証券会社のオペレータには証券外務員資格が必須で、人材定着は大きな課題だ。同社は、2021年、オペレータの回答支援を行うソリューションを導入。対話内容からオペレータが次に発話すべき最適な回答候補をAIが提示する仕組みだ。これにより、応対品質や生産性の向上、新人育成期間の短縮を実現した。
電話はコールバック予約のみ!
先回りサポート×自己解決でCX向上
さくらインターネットは、CX向上とリソース最適化の観点で、カスタマーサポートの体制を抜本的に見直した。取り組んだ施策は、(1)電話対応はすべてコールバック予約(画像1)に切り替え、(2)ノンボイスチャネルへの導線を強化、(3)運営のインハウス化の3つだ。

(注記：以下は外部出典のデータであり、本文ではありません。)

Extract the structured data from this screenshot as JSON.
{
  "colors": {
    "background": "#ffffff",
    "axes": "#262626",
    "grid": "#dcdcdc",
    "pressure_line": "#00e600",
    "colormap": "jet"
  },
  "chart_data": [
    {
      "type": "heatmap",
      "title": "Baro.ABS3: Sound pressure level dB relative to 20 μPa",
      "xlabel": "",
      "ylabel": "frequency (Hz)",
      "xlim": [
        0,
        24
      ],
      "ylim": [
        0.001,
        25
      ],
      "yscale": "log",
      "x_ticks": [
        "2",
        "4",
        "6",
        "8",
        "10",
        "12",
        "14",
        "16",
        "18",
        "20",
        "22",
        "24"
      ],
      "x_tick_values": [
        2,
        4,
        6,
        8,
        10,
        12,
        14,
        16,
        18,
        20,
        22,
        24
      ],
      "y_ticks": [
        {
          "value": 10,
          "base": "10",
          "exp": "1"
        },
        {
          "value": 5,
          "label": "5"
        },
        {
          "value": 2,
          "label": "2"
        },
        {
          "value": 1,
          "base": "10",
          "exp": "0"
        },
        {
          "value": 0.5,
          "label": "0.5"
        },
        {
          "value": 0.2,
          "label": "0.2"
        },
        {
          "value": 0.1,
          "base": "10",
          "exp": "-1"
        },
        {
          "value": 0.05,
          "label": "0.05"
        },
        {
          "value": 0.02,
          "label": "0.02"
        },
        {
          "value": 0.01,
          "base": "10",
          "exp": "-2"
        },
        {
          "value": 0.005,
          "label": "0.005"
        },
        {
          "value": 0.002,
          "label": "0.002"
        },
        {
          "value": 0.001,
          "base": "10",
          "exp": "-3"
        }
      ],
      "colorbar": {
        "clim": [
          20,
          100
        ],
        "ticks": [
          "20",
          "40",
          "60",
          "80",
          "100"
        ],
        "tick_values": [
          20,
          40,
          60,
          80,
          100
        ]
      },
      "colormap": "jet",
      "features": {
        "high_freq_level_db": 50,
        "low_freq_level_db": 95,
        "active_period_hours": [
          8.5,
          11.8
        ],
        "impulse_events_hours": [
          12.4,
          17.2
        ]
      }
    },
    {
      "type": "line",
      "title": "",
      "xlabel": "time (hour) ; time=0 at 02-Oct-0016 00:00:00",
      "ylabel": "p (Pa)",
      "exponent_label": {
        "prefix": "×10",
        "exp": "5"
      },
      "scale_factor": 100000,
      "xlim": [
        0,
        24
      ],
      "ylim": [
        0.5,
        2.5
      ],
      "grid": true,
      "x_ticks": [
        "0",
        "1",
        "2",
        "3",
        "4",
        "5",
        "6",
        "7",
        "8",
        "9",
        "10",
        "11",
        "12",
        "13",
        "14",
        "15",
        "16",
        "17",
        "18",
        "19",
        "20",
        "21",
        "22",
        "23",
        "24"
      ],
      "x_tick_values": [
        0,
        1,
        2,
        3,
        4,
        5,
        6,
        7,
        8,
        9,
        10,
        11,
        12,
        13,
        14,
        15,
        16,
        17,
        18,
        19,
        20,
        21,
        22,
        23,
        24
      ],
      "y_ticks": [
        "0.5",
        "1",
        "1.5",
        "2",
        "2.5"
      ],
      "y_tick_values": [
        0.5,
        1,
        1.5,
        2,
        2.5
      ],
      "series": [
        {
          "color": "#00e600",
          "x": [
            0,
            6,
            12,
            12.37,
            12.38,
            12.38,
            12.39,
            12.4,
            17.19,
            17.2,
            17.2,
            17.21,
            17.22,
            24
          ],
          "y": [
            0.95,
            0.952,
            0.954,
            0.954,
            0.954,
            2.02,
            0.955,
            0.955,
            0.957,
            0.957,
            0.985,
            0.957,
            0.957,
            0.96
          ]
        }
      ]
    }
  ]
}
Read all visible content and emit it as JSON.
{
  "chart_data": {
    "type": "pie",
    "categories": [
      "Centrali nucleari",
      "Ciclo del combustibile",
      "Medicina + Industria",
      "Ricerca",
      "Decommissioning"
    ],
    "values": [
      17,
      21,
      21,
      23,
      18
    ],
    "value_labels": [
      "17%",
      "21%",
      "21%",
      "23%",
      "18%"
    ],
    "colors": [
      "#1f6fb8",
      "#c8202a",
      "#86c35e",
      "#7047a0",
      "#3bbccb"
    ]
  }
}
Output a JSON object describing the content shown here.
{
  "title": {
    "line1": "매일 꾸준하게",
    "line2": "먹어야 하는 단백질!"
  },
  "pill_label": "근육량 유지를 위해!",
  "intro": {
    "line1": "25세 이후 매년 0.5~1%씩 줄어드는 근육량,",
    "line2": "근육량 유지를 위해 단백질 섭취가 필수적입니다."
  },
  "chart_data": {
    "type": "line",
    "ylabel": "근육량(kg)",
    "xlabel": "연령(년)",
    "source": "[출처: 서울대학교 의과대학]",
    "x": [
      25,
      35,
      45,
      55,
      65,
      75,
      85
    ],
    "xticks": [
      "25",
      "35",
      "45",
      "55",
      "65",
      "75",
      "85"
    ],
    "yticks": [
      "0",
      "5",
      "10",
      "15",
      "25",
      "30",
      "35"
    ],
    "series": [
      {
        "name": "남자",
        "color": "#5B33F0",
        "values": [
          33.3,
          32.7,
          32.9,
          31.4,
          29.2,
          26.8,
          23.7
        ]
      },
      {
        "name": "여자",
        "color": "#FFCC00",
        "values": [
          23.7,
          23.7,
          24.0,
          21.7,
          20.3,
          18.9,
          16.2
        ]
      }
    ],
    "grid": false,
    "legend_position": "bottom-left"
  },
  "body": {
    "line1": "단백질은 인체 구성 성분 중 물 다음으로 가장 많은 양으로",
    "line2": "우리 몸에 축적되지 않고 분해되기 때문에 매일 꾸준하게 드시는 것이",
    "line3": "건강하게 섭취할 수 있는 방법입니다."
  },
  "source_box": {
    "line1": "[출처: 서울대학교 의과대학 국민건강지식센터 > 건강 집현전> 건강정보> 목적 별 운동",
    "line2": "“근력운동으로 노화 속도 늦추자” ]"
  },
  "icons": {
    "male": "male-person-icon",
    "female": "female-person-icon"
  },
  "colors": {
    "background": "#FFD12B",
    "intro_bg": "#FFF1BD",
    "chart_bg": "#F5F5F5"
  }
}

問い合わせは、メールとチャットでそれぞれ約4割ずつを占め、残りの2割が電話対応だ。ノンボイスチャネルはマルチスキルで運用し、チャットが混み合う時間は要員数を厚くするといった調整を行う。メールは、フォームで用件のカテゴリを選択させるため、カテゴリごとに優先順位をつけ、調整している。
人材育成×ナレッジの充実
BPOと二人三脚で目指す業務効率化
楽天トータルソリューションズは、楽天モバイルのカスタマーサポートを担っている。問い合わせの多くは、「my楽天モバイル」というスマホアプリ(画像2)から受け付ける。主なコンタクトチャネルは電話とチャットで、一部メールでも対応している。チャットは70%以上を、チャットボットで対応する。
予測業務量は事業計画の影響も受けるため、中長期計画を基に3年分の予測を行い、拠点や人員計画も立てている。契約者数の増加などによって増える部分と、ノンボイスシフトや自己解決の促進によって減る分を考慮し予測。担当者が専任しており、基本的に±5%以内という高い予測精度を維持している。